Scheme illustrating a model of temporal lobe epilepsy induced by pilocarpine in adult rat. Adult rats were injected intraperitoneally (i.p.) with pilocarpine hydrochloride, a muscarinic cholinergic agonist. The injection produces a status epilepticus (SE) that is stopped after 3 hr by a single injection of diazepam to reduce mortality of the animals. The rats were then observed periodically in the vivarium for general behavior and occurrence of spontaneous seizures for a period of 16 weeks. Pilocarpine-treated animals were analyzed at several postinjection intervals: during the latent period, when animals displayed an apparently normal behavior (1 and 2 weeks), and during the chronic stage, when the animals have developed spontaneous recurrent limbic seizures (8–16 weeks).

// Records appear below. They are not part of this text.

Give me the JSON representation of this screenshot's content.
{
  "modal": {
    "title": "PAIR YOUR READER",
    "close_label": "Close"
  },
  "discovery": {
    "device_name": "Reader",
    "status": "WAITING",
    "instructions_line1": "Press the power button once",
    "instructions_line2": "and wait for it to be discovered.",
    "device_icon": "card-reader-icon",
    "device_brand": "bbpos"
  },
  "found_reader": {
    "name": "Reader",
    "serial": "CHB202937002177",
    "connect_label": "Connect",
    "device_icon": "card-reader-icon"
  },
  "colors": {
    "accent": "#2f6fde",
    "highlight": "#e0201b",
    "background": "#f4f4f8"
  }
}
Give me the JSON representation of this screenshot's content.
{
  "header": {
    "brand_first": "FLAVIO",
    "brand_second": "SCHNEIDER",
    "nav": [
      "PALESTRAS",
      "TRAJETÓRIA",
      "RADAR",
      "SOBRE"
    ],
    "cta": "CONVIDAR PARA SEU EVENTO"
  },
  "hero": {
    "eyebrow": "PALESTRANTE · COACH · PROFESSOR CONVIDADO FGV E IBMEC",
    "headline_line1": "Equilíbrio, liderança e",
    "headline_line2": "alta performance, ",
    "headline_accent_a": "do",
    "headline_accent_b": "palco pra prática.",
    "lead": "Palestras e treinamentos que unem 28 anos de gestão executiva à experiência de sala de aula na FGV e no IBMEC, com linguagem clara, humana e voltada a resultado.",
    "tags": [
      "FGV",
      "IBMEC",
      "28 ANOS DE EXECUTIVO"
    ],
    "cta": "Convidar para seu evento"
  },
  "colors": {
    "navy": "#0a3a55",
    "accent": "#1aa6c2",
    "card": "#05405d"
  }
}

It has been previously demonstrated in this model of pilocarpine-treated rats, by using in vivo electroencephalographic recordings that the first spontaneous seizures occur during the third week after status epilepticus [46]. In this model, a dynamic reorganization of the glutamatergic network, including neurodegeneration, neurogenesis, neo-spinogenesis, spine morphogenesis, and neo-synaptogenesis associated with an aberrant sprouting of granule cell axons, is well established in the dentate gyrus.